6. The Chelsea Hotel
6. Brendan Behan wrote this dedication to his Brendan Behan’s New York while living at the Chelsea Hotel, 222 West 23rd St. “To America, my new-found land: the man that hates you hates the human race.”
Leonard Cohen’s famous song, written about his affair with Janis Joplin, floated in my mind. A thousand years ago I lived at this hotel in New York City and…just let his voice transport you. I spent hours at the Chelsea Hotel when I was young imagining Leonard and Janis while I was supposed to writing. But I also wrote. I stayed up all night with the ghosts and living people, writing. I write every day. It’s how I think. It’s how I make sense of having arrived in this world at all.
I remember you well at the Chelsea Hotel. You were famous, your heart was a legend. You told me once again you preferred handsome men, but for me you would make an exception. And clenching your fists for the ones like us who are oppressed by the figures of beauty, you fixed yourself, you said, well, never mind. We are ugly, but we have the music.
I vividly remember the night I started fantasizing about becoming a writer. My father and another writer gave a reading in the West Village. I was too young to attend and so was the other writer’s daughter but they let us go anyway. The event took place in a small theatre. We were to remain hidden above, on a balcony where two costume racks were loaded with outrageous textiles, texture, sparkle and weave. At one point while my father was reading, I couldn’t hear what he was saying but I felt it in my bones when the audience all leaned forward in their chairs at the same time.
“I’m going to be a writer,” I said, mouthing the words to the girl and pointing at myself.
I have not seen this girl, Mora, since childhood. In writing this I wondered what became of her. I nearly fell off my chair when I found out. She is a filmmaker. Here she is talking about her film, Zipper, at Sundance, and what it means to write strong female characters who are diverse, human and, the interviewer says, nearly siren-like.
“You just have to stay by your vision,” Mora says. “There’s a lot of rejection and strong opinions along the way, but you have to stay true to the story and why you are telling it.”
You have to find something you can obsess about, she says, for many years. It’s like falling in love, you just find that thing you can obsess about over and over.
On this night when I hid with Mora, I saw the Chelsea Hotel for the first time. The outside is covered with plaques commemorating famous writers and the works they produced there. The pinnacle of literary stardom, I thought, was a plaque on the front of the building where a book was written. My book. I wanted my name on a plaque, like the Irish poet, short story writer, novelist and playwright Brendan Behan, who was inspired by patriotic ballads and his time in prison. He spent time at The Chelsea Hotel at the end of his life before dying at 41 on March 20, 1964, after collapsing in a bar.
The kind of writer and lifestyle I was taught to romanticize as a child. It takes so many years of adulthood, maybe all of it, just to unlearn what we learned as children.

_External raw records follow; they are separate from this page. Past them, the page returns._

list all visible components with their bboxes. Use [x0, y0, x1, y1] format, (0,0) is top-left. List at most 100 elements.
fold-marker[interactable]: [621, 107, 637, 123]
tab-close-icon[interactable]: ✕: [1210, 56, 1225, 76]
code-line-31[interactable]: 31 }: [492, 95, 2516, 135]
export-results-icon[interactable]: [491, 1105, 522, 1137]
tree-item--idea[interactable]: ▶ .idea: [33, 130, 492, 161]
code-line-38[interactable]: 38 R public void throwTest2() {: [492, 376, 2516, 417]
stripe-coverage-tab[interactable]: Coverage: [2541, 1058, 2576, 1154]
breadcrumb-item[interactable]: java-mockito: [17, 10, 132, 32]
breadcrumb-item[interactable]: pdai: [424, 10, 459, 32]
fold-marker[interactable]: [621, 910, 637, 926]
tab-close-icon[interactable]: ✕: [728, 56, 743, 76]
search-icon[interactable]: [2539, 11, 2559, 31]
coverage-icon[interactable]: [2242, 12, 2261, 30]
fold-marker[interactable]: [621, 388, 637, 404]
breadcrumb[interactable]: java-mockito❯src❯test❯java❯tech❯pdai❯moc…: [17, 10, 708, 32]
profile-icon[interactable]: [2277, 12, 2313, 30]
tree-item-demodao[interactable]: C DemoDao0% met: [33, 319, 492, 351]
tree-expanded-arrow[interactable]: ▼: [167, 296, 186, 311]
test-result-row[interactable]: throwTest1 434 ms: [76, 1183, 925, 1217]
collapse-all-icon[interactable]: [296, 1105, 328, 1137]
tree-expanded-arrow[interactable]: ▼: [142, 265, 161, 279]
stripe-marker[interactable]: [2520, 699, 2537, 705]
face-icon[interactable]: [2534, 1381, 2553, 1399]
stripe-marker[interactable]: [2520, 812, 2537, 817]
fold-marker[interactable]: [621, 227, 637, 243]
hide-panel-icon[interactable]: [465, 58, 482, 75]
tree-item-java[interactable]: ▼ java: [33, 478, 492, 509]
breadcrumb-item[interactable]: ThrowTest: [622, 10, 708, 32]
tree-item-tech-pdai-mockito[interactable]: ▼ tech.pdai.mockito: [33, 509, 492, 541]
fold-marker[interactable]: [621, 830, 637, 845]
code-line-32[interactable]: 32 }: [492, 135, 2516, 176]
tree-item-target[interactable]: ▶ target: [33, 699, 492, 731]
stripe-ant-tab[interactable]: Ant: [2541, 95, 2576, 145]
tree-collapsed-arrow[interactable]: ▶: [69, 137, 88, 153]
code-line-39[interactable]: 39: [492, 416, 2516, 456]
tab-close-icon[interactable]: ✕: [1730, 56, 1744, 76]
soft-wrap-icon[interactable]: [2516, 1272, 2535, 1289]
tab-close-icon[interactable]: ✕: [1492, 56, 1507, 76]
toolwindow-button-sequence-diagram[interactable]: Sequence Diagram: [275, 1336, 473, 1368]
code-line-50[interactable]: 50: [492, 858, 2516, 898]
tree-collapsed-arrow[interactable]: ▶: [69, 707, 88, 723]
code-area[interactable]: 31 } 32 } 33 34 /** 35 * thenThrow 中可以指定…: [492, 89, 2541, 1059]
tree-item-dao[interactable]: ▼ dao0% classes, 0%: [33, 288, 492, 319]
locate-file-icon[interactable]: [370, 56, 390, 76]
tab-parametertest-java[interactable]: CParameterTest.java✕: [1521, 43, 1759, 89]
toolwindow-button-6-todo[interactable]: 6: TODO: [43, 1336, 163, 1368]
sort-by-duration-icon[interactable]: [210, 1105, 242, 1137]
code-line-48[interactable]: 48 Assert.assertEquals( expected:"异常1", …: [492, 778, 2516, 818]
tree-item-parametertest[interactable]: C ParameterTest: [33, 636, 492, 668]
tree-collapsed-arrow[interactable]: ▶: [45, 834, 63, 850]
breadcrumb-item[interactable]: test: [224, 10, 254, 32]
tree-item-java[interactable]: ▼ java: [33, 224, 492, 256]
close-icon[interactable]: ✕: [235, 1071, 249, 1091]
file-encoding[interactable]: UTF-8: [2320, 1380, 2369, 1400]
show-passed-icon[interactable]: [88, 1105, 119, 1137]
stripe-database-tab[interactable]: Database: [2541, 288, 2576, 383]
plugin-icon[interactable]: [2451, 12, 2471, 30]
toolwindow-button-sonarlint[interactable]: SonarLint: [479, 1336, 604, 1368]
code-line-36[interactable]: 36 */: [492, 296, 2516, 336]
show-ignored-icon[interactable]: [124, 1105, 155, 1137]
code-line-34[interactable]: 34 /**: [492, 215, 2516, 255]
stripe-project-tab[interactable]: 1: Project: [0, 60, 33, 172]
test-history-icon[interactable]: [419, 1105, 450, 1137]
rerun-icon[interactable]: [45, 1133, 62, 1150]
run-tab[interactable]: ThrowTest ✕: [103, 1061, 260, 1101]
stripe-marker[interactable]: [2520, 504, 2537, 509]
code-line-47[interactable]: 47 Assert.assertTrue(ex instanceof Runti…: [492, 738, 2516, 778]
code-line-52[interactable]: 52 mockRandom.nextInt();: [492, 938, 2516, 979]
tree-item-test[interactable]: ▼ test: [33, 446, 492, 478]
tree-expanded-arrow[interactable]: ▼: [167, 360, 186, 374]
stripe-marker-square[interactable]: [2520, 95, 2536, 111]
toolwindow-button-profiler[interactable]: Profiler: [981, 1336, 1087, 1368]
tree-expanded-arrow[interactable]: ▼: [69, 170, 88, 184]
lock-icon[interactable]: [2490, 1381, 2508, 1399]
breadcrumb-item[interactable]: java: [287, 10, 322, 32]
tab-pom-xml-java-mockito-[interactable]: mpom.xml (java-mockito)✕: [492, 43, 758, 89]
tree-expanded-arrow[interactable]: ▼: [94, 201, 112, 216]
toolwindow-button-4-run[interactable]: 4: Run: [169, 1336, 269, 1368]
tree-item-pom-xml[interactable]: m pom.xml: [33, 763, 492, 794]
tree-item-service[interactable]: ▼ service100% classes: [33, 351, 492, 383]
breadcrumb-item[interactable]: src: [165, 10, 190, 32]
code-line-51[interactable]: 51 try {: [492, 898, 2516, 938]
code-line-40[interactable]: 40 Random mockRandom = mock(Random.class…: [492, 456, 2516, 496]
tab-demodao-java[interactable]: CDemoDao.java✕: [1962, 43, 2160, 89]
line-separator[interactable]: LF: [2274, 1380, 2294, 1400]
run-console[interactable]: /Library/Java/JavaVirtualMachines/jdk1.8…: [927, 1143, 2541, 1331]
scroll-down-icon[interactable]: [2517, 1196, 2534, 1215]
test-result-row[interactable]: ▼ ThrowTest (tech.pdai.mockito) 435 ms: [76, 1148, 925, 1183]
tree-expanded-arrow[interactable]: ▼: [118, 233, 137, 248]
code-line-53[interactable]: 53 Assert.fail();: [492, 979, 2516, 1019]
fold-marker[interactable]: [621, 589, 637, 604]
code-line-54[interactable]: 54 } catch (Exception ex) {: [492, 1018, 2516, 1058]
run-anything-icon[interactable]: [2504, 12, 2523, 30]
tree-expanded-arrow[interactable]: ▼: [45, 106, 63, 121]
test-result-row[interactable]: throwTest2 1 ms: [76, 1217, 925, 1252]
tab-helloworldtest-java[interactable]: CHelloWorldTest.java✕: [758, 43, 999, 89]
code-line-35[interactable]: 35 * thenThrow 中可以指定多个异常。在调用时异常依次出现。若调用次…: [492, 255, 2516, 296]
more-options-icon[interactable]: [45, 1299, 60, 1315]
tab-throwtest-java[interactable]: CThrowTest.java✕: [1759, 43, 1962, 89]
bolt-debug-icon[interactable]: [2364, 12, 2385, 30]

The Chelsea Hotel has endured years of development hell, a saga that has left a trail of broken hearts in New York. It is still surrounded by scaffolding. I found some gems of wisdom on the wooden partitions.
This one really got me. Especially now, with a pandemic raging, social injustice rampant, political upheaval and climate change breathing hot fire down our necks. And yet. We still have joy. We can’t help when it comes, and in what form. Is it — ok — to feel joy when so many people are suffering? It has always been the case that some subset of the world’s population suffers while some feel joy. In the past, we just didn’t know about it. Now we know. Millions of people are waking up to the reality of systemic oppression, economic collapse, violence and ecosystem hazards at the same time.
But if we could only feel joy when everyone got the pleasure of experiencing it all at once, nobody would ever know the feeling. Those moments of unexpected joy, like Leonard Cohen bumping into Janis Joplin in the elevator of the Chelsea Hotel while she was looking for Kris Kristofferson, make life worth living. I think we have to take them where we can, without guilt, knowing they will pass like everything else and we will have more suffering ahead.
The walk to The Chelsea Hotel shows how true this is. Look at the two sides of this shuttered newsstand.
And this shopfront behind it. A thousand dreams within me softly burn.
And walking past FIT, this collection of paintings covering the walls.
I remember you well at the Chelsea Hotel, that’s all, I don’t think of you that often.
But that’s changing. We are remembering. We are saying the names of women over and over. Breonna Taylor. We are writing, painting, policy planning, seeking justice. If you didn’t click on Janis Joplin above, do it. Give yourself those six minutes and eleven seconds. Two minutes and forty seconds in, that’s when it gets real. Janis is shaky, raw, imperfect, human, complex. Pure emotion, something we have suppressed for so long and now have to learn to translate like an ancient text in a language we never should have forgotten.
It’s like falling in love, you find that thing you can obsess about over and over.